Cadangan devisa Indonesia per Desember 2023 tercatat sebesar 146,38 miliar dollar AS meningkat 6 persen dibanding bulan sebelumnya karena didorong penerimaan pajak dan jasa, serta penarikan utang luar negeri pemerintah. Hal ini didukung kinerja neraca perdagangan Indonesia yang pada Desember 2023 mencatatkan surplus sebesar 3,3 miliar dollar AS.
Posisi cadangan devisa per Desember 2023 tercatat telah menembus rekor tertinggi sebelumnya, yakni sebesar 144,8 miliar dollar AS pada Agustus 2021. Capaian tersebut didorong penerimaan pajak dan jasa, serta penarikan utang luar negeri pemerintah.
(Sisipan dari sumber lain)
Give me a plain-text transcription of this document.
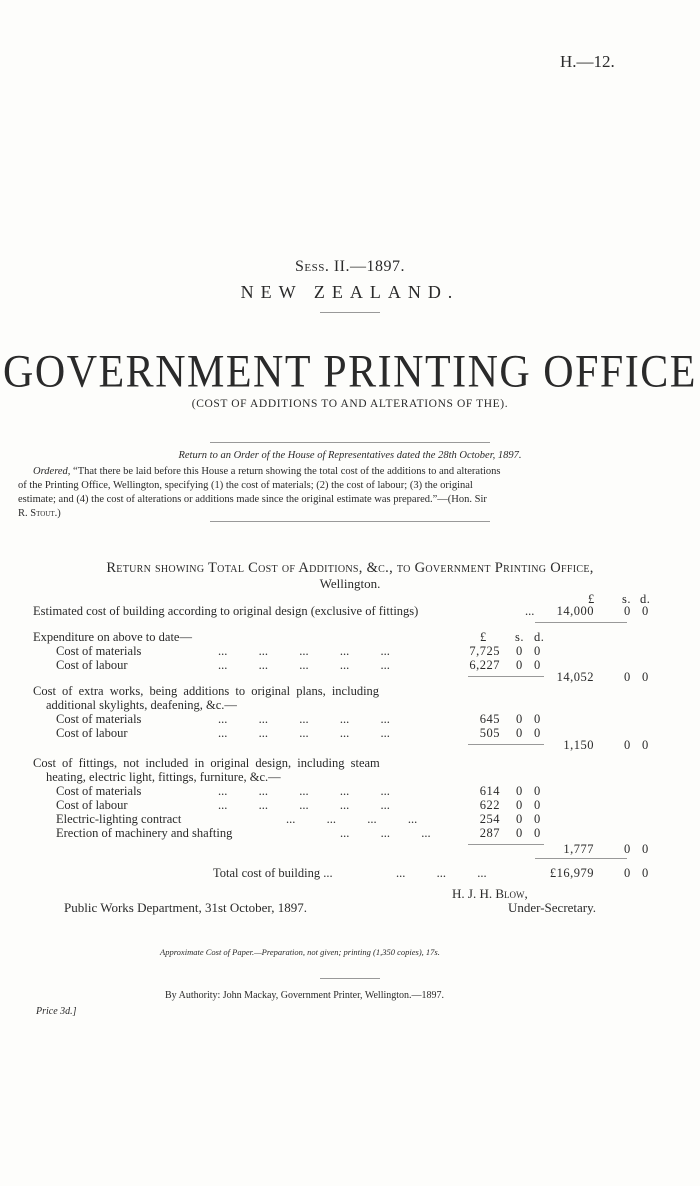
H.—12.
Sess. II.—1897.
NEW ZEALAND.
GOVERNMENT PRINTING OFFICE
(COST OF ADDITIONS TO AND ALTERATIONS OF THE).
Return to an Order of the House of Representatives dated the 28th October, 1897.
Ordered, “That there be laid before this House a return showing the total cost of the additions to and alterations
of the Printing Office, Wellington, specifying (1) the cost of materials; (2) the cost of labour; (3) the original
estimate; and (4) the cost of alterations or additions made since the original estimate was prepared.”—(Hon. Sir
R. Stout.)
Return showing Total Cost of Additions, &c., to Government Printing Office,
Wellington.
£ s. d.
Estimated cost of building according to original design (exclusive of fittings)	...	14,000 0 0
Expenditure on above to date—	£ s. d.
Cost of materials	...          ...          ...          ...          ...	7,725 0 0
Cost of labour	...          ...          ...          ...          ...	6,227 0 0
14,052 0 0
Cost of extra works, being additions to original plans, including
additional skylights, deafening, &c.—
Cost of materials	...          ...          ...          ...          ...	645 0 0
Cost of labour	...          ...          ...          ...          ...	505 0 0
1,150 0 0
Cost of fittings, not included in original design, including steam
heating, electric light, fittings, furniture, &c.—
Cost of materials	...          ...          ...          ...          ...	614 0 0
Cost of labour	...          ...          ...          ...          ...	622 0 0
Electric-lighting contract	...          ...          ...          ...	254 0 0
Erection of machinery and shafting	...          ...          ...	287 0 0
1,777 0 0
Total cost of building ...	...          ...          ...	£16,979 0 0
H. J. H. Blow,
Under-Secretary.
Public Works Department, 31st October, 1897.
Approximate Cost of Paper.—Preparation, not given; printing (1,350 copies), 17s.
By Authority: John Mackay, Government Printer, Wellington.—1897.
Price 3d.]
Posisi cadangan devisa itu juga setara dengan pembiayaan 6,7 bulan impor atau 6,5 bulan impor dan pembayaran utang luar negeri pemerintah atau jauh di atas standar minimal internasional yang setara tiga bulan impor.
Dengan demikian, posisi cadangan devisa tersebut menjadi modal awal bagi nilai tukar rupiah untuk menahan potensi tekanan di masa mendatang. Pada penutupan Jakarta Interbank Spot Dollar Rate (Jisdor) Selasa (16/1/2024), nilai tukar Rupiah berada pada level Rp 15,592 per dollar AS atau terdepresiasi sekitar 0,76 persen secara tahun kalender sejak awal tahun 2024.